Stenotrophomonas Maltophilia(SM), previously known as Pseudomonas Maltophilia and then Xanthomonas Maltophilia, is an aerobic gram-negative bacillus. This organism is ubiquitous in the environment, but is not part of the normal skin or gastro-intestinal flora. It is found in soil, water, animals, and vegetation, and in the hospital it is found in sinks, ventilators, catheters, and needles. It has recently emerged as an important nosocomial pathogen in the immunocompromised patient population. There are multiple reports implicating SM as an opportunistic infection in cystic fibrosis, transplant recipients, neutropenic cancer patients, and patients on peritoneal dialysis. SM is resistant to a wide spectrum of antibiotics, and multiantibiotic therapy is considered a risk factor for the development of clinical SM infection. We describe two cases of infection of the free muscle flap used for coverage of lower extremity wounds. Muscle flaps are known for their reliability and resistance to infection, and they are employed to cover wounds even in presence of controlled wound sepsis. However, in these two cases, this pathogen was obviously resistant to the benefit of robust vascularity offered by the free muscle flap. From our experience of 130 free muscle flaps to the lower extremities managing various types of wound, including infected cases, we have had 6 recipient site infections. Two of these have been secondary to Stenotrophomonas Maltophilia infections.
One patient was caught in a hay baler and sustained multiple degloving and burn injuries to torso and both lower extremities. On his left lower extremity, he sustained a degloving injury across both the medial and lateral sides of his foot and ankle, which was reconstructed with a combined serratus-latissimus free muscle flap. Skin graft was staged and not performed at the time of the free flap. He developed a SM infection on his free flap 4 days later, which manifested as a persistent grayish mucopurulent film over the wound.

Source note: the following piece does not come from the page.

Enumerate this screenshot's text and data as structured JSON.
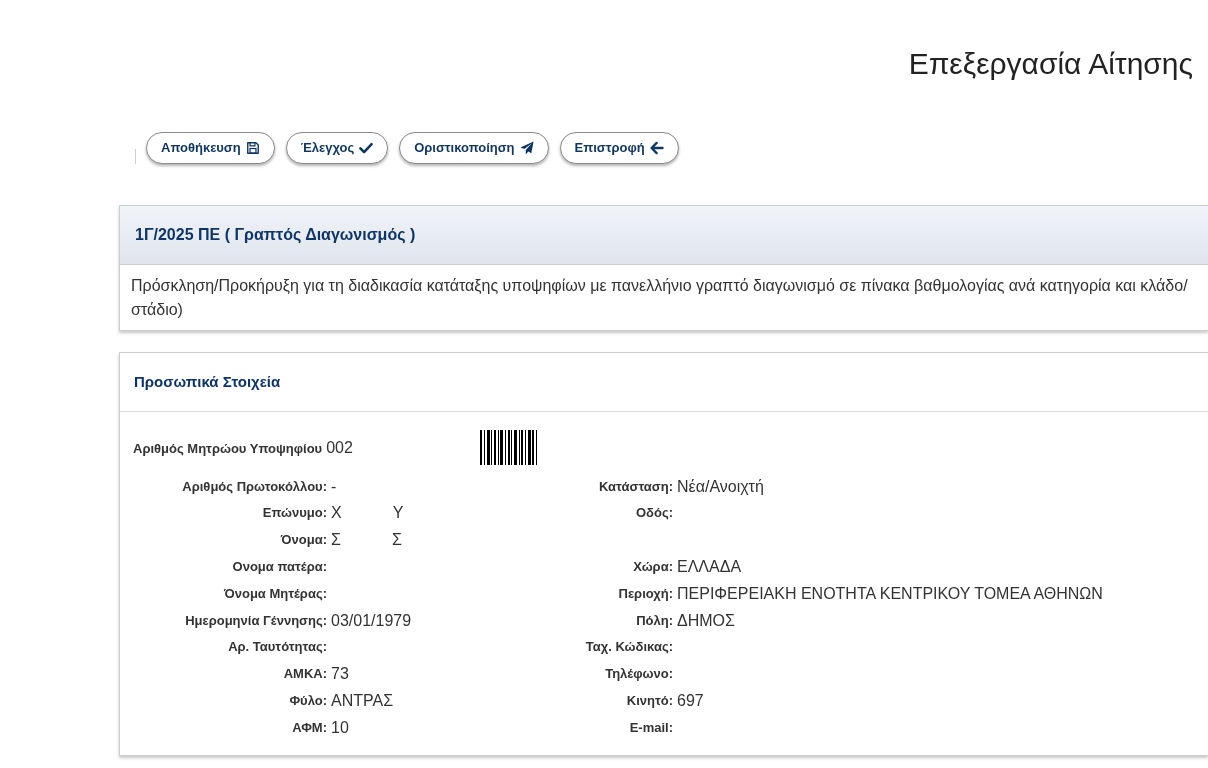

He required one month of aggressive wound care with frequent bedside irrigation and debridements and 6 operative debridements before the wound was clinically cleared for skin grafting.
Our second case involved a non-insulin-dependent diabetic who fell during a truck-versus-pedestrian accident. He required an open right knee patellar repair, which became infected with methicillin-resistant staphylococcus infection. After debridement and resolution of MRSA infection, the open knee joint was covered with a serratus muscle flap with skin graft. Five days later the distal part of the skin graft became necrotic with slight dehiscence at tip of the muscle flap. Culture from the knee synovium at the time of the free flap coverage was positive for SM. Wound culture at the time of development of low-grade infection was again positive for SM. The physicians began twice per day thorough cleansing of the wound with frequent bedside debridement, and we were able to salvage the flap with minimal soft-tissue loss.
Insight from our experience indicates Stenotrophomonas Maltophilia may have a propensity to colonize and infect muscle flaps despite their bactericidal benefits. We recommend that when SM has been cultured from a free muscle flap, which is not healing as expected, the surgeon should not view the recovered bacteria as a common contaminant. Instead, it should be treated with aggressive wound care, IV antibiotics, and multiple debridement as indicated.